PERA’s been invested in GEO since 2004, and the investment is held in a bundle. The GEO stocks are, a spokeswoman said, “a passive investment within a US domestic equities portfolio.” O’Brien said it could cost a lot in fees to remove the GEO investment from that bundle.

“It you want to buy 500 stocks, you buy 500. You can’t buy 499 without incurring excessive costs,” he said.

PERA’s membership comprises workers from many different sectors, including public education, the judicial branch and the State Patrol. Occasionally, factions of the membership will advocate for divestment for ethics reasons  — see, for example, the Fossil Free PERA movement.

It does not appear, however, that there is any organized movement calling for divestment from GEO, though one Carbondale resident recently raised the idea in a letter to The Aspen Times.

Emma Donahue, program manager at SecurePERA, a coalition representing the vast majority of PERA members, said her group has no comment on the GEO stocks.

4 COMMENTS

  1. Mr. Burness the title of your article would have been accurate if it said ” Pension money collected from Colorado public servants used to fund private prisons”. Instead, the title implies active participation by PERA members in where their pension money is invested.

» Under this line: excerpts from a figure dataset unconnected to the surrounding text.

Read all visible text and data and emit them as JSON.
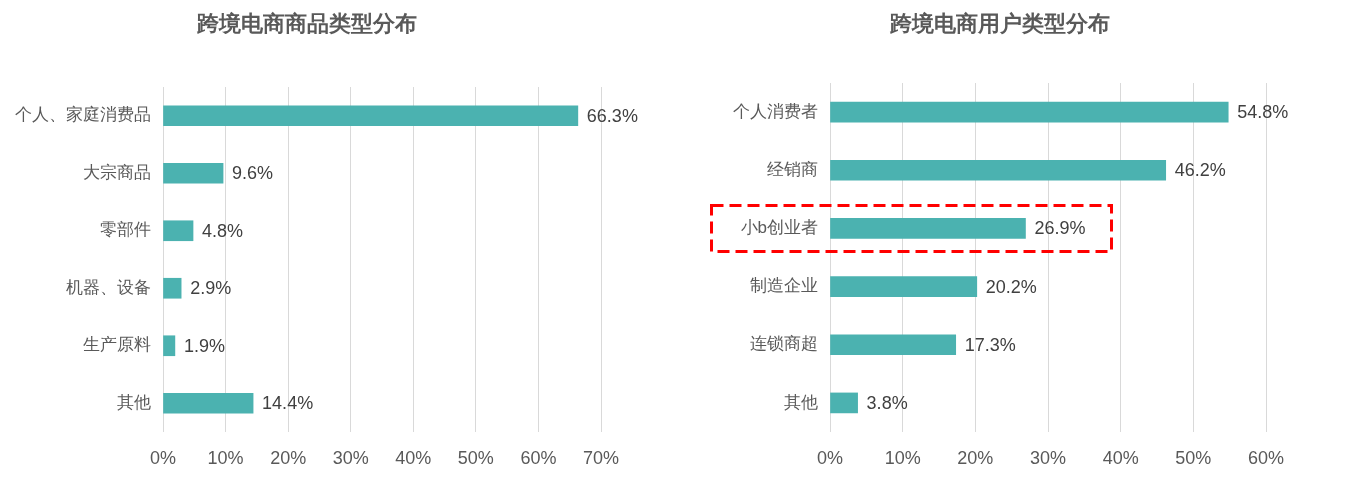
{
  "chart_data": [
    {
      "type": "bar",
      "orientation": "horizontal",
      "title": "跨境电商商品类型分布",
      "categories": [
        "个人、家庭消费品",
        "大宗商品",
        "零部件",
        "机器、设备",
        "生产原料",
        "其他"
      ],
      "values": [
        66.3,
        9.6,
        4.8,
        2.9,
        1.9,
        14.4
      ],
      "value_labels": [
        "66.3%",
        "9.6%",
        "4.8%",
        "2.9%",
        "1.9%",
        "14.4%"
      ],
      "color": "#4bb2b0",
      "xlim": [
        0,
        70
      ],
      "xticks": [
        {
          "value": 0,
          "label": "0%"
        },
        {
          "value": 10,
          "label": "10%"
        },
        {
          "value": 20,
          "label": "20%"
        },
        {
          "value": 30,
          "label": "30%"
        },
        {
          "value": 40,
          "label": "40%"
        },
        {
          "value": 50,
          "label": "50%"
        },
        {
          "value": 60,
          "label": "60%"
        },
        {
          "value": 70,
          "label": "70%"
        }
      ],
      "grid": "x"
    },
    {
      "type": "bar",
      "orientation": "horizontal",
      "title": "跨境电商用户类型分布",
      "categories": [
        "个人消费者",
        "经销商",
        "小b创业者",
        "制造企业",
        "连锁商超",
        "其他"
      ],
      "values": [
        54.8,
        46.2,
        26.9,
        20.2,
        17.3,
        3.8
      ],
      "value_labels": [
        "54.8%",
        "46.2%",
        "26.9%",
        "20.2%",
        "17.3%",
        "3.8%"
      ],
      "color": "#4bb2b0",
      "xlim": [
        0,
        60
      ],
      "xticks": [
        {
          "value": 0,
          "label": "0%"
        },
        {
          "value": 10,
          "label": "10%"
        },
        {
          "value": 20,
          "label": "20%"
        },
        {
          "value": 30,
          "label": "30%"
        },
        {
          "value": 40,
          "label": "40%"
        },
        {
          "value": 50,
          "label": "50%"
        },
        {
          "value": 60,
          "label": "60%"
        }
      ],
      "grid": "x"
    }
  ]
}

Nothing could be more false.
    Colorado’s public employees work as public servants who make on average 9.6% below market pay. Those of us who stay for any length of time do so mostly because we hope to one day retire with a decent pension. We will soon be putting at least 10% of our paychecks into PERA, and we hope that money will be invested well. We hope it will be there 10, 20, 30 years from now.
    You might have noticed by now, there is a lot of hoping involved. No one has ever asked us if we support monetized/ for profit incarceration, we absolutely do not! PERA members are no more guilty of helping support these centers than anyone who pays their state/Federal income taxes, which is where the GEO contracts originate. No one has ever asked any of us what we approve of or find repulsive.
    We all hope for a better world and It’s lawmakers who hold the power to make it happen. Not only a better PERA but a better society that doesn’t allow profit from suffering.

    Dragan Mejic
    Vice President
    Colorado Wins public employees Union – SD3

  2. POLITICAL DIVESTMENT – ANOTHER WAY LEGISLATORS RAID STATE PENSION FUNDS

    This seems to be a rather contrived story, where a journalist is played in order to run a proposal (by a couple of liberal politicians) up the flag pole, as it were, to see who’ll salute. Politicians are behind running the state pension fund into the ground and it is hardly anything more than self-serving on their part to take what is rightly investments for public workers and turn it into yet another avenue to promote their political agendas.

  3. Enlightening. We understand PERA isn’t a major investor in the GEO Group, but I think it’d be symbolic if they divested. What about the big boys, the banks, J.P. Morgan Chase & Wells Fargo? How much are they into GEO Group & CoreCivic? These banks are invested in all kinda evil endeavors & if millions of pvt investors divested from these banks, we could really put the hurt on them just like fossil fuel divestment effort put on Peabody Coal.